“French cuisine” and “Super Bowl”? Look, if we can embrace Mexican and Italian and the Earl of Sandwich, I submit that Choucroute garnie is the perfect entrée for French food to join the Super Bowl party.
Choucroute garnie simply means “dressed sauerkraut.” It is one of the traditional dishes from Alsace, a region in Northeast France on the German border. Choucroute is usually eaten in wintertime because it is so hearty and filling.
Alsace changed hands between France and Germany numerous times, but has been part of France since the end of World War II.
Its location resulted in a unique blending of French and German cuisines. Alsace is a noted wine region, producing distinctly Alsatian dry Rieslings and aromatic Gewürztraminer wines.
Back to Choucroute. Why do I think it should join the Super Bowl spread? There are several reasons. First, forget it’s French. Here in U.S. hot dogs are often covered with a blanket of sauerkraut and mustard. Choucroute garnie is just a tricked out version. Second, it feeds a crowd. It’s full of pork—manly, football pork. And third, it can be made ahead of time, either in the oven or—my favorite—in a crockpot. Best of all, the succulent components can be piled into a roll with some hearty brown mustard, making one delicious sandwich.
It is simple to make. A few steps are added to the familiar pork and sauerkraut casserole, wine is added as a braising liquid, and an assortment of smoked and unsmoked pork, bacon, and sausages are layered with sauerkraut until the pot is filled. A few spices are added, then it braises for several hours. Done. Choucroute traditionally is served with boiled potatoes; mashed potatoes are equally delicious.
A few tips.
- Use fresh, barrel sauerkraut if you can find it. Second choice is the sauerkraut packed in plastic bags found in the refrigerator section of your supermarket. Last is canned sauerkraut. (I was raised on canned sauerkraut so I’m not going to be a snob about this. But I have easy access to barrel sauerkraut so I take advantage of that.)
- There is no “right” meat to use, just be sure to use both fresh and smoked pork products. I have used slab bacon, fresh pork chops, and kielbasa; or pork ribs, smoked pork chops, bratwurst, veal sausages, and kielbasa; and pork loin, bacon, ham, and kielbasa. (Always kielbasa for me.)
- The technique used for this is braising, which means there is fat involved. Some recipes call for layers of lard or fatback. Others use goose or duck fat. Peanut or other mild vegetable oil will work, as well.
- If you can find a dry Riesling wine, please use it. I’m not sure you’ll taste the difference but you will feel very Alsatian at the end. A dry white wine, vermouth, a bit of gin, beer, or even apple cider can be used in place of Riesling.
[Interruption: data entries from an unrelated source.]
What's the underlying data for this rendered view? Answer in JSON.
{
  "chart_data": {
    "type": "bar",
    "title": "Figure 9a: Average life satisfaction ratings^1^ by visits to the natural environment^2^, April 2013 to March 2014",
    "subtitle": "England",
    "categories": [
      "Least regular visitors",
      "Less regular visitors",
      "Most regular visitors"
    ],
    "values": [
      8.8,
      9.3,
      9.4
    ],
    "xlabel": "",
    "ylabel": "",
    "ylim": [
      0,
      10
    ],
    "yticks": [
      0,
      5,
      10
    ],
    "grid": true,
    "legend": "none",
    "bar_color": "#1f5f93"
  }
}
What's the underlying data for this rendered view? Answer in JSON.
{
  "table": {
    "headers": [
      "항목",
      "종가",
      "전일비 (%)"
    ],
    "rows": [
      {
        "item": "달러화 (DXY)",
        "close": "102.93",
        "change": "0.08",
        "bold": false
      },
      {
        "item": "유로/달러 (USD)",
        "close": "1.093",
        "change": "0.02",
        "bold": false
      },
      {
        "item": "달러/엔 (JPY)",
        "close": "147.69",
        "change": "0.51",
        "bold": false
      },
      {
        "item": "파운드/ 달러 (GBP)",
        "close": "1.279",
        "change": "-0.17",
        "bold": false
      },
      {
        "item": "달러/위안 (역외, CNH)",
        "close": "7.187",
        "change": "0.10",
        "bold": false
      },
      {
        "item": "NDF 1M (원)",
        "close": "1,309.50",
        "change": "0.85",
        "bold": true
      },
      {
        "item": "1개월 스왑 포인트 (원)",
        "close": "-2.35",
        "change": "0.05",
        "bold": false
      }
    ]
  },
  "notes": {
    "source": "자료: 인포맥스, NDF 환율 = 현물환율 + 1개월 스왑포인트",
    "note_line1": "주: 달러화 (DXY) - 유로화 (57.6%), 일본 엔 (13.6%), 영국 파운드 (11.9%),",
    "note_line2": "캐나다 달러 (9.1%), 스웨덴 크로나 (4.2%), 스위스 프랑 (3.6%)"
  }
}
- If you use the oven method, count on three to four hours of cook time. If using a slow cooker, cook time will be seven to eight carefree hours.
- 48 ounces sauerkraut
- Duck fat, goose fat, or peanut oil
- 1 medium onion, chopped
- 1 bottle dry Riesling
- 2 cups chicken stock
- 4 cloves
- 12 juniper berries
- 12 peppercorns
- 4 grains of coriander
- Few springs of thyme
- 1 bay leaf
- 1 garlic clove
- 2 lbs. pork chops, pork ribs, or pork loin (cut in large pieces)
- 1 lb. smoked pork chops or shoulder/butt or ham
- 1 lb. slab lean bacon, with rind removed
- 2 lbs. kielbasa
- 4 sausages—bratwurst, veal sausages, hot dogs, etc.
- Preheat the oven to 325º
- Drain the sauerkraut and empty it into a basin of cold water. Rinse well and squeeze dry. Pull the sauerkraut apart to loosen any lumps. Tie the cloves, juniper berries, peppercorns, coriander, thyme, bay leaf, and garlic into a cheesecloth bundle.
- Melt the fat in a large, thick-bottomed pot, and gently cook the chopped onion. When soft, add one cup of sauerkraut. Add the bag of spices and one cup of Riesling; cook on medium heat for 5 minutes. [Slow cookers: add this mixture to the cooker, then follow directions.]
- Add the rest of the sauerkraut and all pork products except the sausages. Add the rest of the wine and the stock. Bring the sauerkraut to a boil, cover, and place the kettle in the oven. Simmer for about 3 hours. [Slow cookers: cook for 6 to 7 hours on low heat.]
- Add the kielbasa to the sauerkraut for the last hour of cooking. [Slow cookers: bury the sausages in the sauerkraut, turn the cooker to high, and continue cooking for 1 hour.
- Remove the cheesecloth bag from the sauerkraut and discard them. Spoon the sauerkraut onto a hot serving platter and garnish with pork and sausages.